Fehler Nummer 5: Alle sind gleich

Das Konzept Friede, Freude, Eierkuchen vermeidet zwar im Vorfeld schon Konflikte, demotiviert aber gleichzeitig Ihre Leistungsträger. Allgemeine nette Ziele, die für alle gleich sind und die jeder leicht erreichen kann, unterfordern Ihre Spitzenkräfte.
Stimmen Sie Ihre Zielvereinbarungen deshalb individuell auf die Fähigkeiten und die Leistungsstärke Ihrer Mitarbeiter ab. Folgen Sie dem Grundsatz: Den Mitarbeiter angemessen fordern und fördern, nicht über- aber auch nicht unterfordern.
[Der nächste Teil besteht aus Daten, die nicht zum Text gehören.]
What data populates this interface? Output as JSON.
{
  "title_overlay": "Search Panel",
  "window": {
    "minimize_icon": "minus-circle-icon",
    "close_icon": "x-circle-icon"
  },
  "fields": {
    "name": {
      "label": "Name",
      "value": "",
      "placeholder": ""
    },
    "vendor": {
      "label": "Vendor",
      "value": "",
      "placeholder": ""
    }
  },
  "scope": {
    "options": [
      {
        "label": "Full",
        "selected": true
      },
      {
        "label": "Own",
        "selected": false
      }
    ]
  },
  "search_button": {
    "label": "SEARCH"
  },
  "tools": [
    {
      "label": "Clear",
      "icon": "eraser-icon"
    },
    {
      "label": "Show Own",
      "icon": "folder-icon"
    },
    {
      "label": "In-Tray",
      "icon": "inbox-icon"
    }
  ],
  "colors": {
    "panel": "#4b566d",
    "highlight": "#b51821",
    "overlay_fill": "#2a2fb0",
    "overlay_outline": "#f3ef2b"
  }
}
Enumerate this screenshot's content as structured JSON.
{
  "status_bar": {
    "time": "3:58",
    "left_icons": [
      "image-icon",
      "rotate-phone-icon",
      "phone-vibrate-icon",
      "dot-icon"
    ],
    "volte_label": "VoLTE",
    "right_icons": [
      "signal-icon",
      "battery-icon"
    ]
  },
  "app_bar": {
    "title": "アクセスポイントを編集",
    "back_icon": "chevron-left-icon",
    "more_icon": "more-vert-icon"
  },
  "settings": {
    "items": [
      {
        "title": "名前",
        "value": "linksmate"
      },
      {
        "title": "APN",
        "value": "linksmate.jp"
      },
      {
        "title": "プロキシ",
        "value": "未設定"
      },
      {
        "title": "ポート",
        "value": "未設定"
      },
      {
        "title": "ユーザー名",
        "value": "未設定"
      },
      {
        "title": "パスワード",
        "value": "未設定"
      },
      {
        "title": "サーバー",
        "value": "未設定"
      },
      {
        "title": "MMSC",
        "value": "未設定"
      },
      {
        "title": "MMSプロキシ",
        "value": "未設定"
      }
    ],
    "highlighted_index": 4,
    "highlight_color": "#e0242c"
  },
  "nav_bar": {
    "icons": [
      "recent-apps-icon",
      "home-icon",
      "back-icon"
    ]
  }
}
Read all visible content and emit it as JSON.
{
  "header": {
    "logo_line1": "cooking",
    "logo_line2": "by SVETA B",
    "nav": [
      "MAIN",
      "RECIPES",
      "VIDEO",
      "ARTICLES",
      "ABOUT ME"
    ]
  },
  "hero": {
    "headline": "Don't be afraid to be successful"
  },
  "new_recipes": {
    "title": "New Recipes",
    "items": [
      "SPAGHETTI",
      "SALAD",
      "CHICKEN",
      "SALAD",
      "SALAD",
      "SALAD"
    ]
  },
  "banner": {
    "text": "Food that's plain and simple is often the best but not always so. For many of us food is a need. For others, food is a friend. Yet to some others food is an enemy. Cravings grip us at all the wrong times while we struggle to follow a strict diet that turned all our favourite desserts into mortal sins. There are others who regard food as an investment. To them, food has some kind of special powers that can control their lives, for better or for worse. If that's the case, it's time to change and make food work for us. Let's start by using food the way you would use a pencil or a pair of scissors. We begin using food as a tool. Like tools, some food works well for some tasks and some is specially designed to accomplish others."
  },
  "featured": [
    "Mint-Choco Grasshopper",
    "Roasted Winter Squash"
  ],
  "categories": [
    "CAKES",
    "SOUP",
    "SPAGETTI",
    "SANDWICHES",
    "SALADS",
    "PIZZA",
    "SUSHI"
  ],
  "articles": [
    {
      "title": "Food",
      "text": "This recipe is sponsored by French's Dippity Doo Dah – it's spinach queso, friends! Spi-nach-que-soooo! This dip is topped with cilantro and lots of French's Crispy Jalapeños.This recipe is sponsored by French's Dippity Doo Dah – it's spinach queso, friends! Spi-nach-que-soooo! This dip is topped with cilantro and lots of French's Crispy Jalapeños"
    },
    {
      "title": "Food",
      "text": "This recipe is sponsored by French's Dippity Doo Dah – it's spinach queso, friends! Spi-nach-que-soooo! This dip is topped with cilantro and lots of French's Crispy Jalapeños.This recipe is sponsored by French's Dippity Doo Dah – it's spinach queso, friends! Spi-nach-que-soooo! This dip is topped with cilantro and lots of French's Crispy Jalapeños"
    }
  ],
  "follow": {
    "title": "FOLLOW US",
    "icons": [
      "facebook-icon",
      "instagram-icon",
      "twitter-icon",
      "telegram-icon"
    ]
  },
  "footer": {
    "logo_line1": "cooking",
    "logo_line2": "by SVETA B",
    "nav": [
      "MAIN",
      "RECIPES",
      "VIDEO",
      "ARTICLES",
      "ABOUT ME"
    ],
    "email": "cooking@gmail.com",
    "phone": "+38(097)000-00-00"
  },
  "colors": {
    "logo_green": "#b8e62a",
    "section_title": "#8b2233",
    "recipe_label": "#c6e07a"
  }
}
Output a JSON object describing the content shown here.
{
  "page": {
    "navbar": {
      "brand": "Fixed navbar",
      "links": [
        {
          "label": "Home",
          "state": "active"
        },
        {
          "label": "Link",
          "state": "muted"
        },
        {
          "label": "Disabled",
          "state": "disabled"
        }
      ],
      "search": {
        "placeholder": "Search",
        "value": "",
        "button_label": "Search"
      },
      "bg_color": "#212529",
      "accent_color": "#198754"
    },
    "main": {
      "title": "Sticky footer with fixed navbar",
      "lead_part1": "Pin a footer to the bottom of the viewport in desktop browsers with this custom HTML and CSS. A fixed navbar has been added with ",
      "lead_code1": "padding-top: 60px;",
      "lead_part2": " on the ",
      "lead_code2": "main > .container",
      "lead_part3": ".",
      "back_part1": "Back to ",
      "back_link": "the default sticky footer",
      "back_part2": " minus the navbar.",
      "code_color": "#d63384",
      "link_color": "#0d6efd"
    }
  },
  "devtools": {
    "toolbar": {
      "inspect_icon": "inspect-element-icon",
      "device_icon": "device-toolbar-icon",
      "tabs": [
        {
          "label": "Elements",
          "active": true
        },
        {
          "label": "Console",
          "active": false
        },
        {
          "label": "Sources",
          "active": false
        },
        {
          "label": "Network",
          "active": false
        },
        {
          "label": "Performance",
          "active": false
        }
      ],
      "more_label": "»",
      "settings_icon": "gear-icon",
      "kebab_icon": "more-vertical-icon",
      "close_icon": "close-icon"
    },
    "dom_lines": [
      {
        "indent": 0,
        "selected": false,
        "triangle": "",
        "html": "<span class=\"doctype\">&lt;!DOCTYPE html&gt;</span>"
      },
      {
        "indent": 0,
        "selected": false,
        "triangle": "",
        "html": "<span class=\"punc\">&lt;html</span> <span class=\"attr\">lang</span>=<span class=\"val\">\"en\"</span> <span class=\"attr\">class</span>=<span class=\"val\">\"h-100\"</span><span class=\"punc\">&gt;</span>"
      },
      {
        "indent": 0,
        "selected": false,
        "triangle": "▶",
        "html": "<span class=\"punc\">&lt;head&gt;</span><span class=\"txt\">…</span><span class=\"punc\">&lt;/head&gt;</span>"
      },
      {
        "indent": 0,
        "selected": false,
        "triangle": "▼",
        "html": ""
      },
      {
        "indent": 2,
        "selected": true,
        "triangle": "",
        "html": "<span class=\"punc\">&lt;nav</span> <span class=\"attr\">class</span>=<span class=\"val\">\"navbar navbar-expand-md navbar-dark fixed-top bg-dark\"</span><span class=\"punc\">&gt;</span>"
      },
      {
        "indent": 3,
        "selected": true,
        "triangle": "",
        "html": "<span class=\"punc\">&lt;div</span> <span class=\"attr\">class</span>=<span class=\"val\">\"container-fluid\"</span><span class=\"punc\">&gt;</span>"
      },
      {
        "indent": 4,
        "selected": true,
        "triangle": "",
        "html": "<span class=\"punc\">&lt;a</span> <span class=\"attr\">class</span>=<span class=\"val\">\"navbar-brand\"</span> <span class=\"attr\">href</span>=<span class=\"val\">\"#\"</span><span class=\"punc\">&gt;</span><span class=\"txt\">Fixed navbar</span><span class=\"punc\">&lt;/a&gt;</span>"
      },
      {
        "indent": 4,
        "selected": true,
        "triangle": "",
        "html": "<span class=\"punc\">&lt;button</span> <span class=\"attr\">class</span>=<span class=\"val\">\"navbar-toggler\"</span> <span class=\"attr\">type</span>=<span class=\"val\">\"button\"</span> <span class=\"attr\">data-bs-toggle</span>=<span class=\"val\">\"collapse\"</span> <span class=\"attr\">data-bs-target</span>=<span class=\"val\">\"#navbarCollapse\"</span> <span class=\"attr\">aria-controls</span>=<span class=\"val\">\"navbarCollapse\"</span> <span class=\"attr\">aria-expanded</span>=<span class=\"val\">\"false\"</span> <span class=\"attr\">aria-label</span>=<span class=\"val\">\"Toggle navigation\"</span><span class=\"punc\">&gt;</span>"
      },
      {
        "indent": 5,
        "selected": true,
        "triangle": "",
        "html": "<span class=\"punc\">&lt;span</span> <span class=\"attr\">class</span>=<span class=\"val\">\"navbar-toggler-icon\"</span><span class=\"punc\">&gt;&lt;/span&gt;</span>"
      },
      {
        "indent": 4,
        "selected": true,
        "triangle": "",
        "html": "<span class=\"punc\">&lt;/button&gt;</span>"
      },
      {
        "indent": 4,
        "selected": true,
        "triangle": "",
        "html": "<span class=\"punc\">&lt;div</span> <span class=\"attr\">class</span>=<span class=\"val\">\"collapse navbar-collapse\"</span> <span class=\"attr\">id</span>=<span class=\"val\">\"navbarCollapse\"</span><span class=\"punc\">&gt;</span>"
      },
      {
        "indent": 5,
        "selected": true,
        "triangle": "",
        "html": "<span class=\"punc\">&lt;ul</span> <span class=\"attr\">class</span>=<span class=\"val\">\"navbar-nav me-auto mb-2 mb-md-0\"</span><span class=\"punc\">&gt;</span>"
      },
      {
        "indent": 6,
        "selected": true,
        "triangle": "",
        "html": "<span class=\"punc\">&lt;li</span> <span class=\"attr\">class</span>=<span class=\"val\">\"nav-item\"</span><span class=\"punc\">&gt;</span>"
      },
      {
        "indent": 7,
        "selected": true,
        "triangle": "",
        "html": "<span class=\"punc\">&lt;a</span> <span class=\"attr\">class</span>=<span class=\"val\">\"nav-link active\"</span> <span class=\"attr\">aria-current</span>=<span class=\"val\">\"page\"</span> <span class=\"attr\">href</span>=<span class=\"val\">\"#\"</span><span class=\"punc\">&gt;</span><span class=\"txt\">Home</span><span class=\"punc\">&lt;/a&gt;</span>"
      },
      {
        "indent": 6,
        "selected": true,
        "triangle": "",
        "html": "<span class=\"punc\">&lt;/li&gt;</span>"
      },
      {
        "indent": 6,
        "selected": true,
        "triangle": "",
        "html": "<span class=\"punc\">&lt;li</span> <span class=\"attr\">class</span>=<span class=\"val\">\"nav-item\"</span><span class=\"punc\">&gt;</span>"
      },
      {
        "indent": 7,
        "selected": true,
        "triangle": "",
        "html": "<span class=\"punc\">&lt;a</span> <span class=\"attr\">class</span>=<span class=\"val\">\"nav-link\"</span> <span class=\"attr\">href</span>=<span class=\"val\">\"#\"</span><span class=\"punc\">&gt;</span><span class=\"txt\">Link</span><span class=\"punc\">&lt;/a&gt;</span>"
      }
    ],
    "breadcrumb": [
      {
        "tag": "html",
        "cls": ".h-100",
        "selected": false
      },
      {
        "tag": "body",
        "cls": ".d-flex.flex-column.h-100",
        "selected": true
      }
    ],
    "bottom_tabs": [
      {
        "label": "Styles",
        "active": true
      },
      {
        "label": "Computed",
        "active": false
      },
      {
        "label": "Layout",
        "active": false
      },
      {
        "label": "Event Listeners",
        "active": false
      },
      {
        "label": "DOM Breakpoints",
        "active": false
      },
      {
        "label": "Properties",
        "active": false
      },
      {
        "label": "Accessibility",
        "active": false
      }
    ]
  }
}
Fehler Nummer 6: Ziele unklar formulieren

Formulieren Sie die Ziele gemeinsam mit Ihrem Mitarbeiter immer eindeutig und nachvollziehbar. Wenn Zielvereinbarungen schwammig formuliert wurden, rächt sich das spätestens im Zielvereinbarungsgespräch für das Jahr 2014. Denn die neue Vereinbarung für 2014 baut ja darauf auf, ob der jeweilige Mitarbeiter seine Ziele 2013 erreicht hat. Wenn hier keine objektiv messbaren Daten und Fakten zugrunde liegen, kommt es ganz sicher zu Diskussionen.
Die Vorgabe: „Das Projekt XY muss bis zum 31.10.13 abgeschlossen sein“, kann bereits zu unklar sein. Besser:
„Das Projekt XY muss bis zum 31.10.13 abgeschlossen und erfolgreich in die Praxis umgesetzt sein.“
Formulieren Sie Ziele „smart“:

  • spezifisch
  • messbar
  • anspruchsvoll
  • realistisch
  • terminiert

Fehler Nummer 7: Ein ausführliches Gespräch im Jahr – das reicht

Die jährlichen Zielvereinbarungsgespräche mit Mitarbeitern dürfen nicht das einzige Führungs- und Feedback-Instrument sein. Das ist zu wenig.
Die regelmäßige Kommunikation mit Ihren Mitarbeitern ist unentbehrlich für die Motivation und Leistungskraft Ihres Teams. Ein ausführliches Gespräch pro Mitarbeiter im Jahr genügt nicht – auch wenn es Ihre Zeit scheinbar kaum erlaubt. Bedenken Sie:
Die Kommunikation mit Ihren Mitarbeitern ist das wichtigste Führungsmittel für Ihren gemeinsamen Erfolg.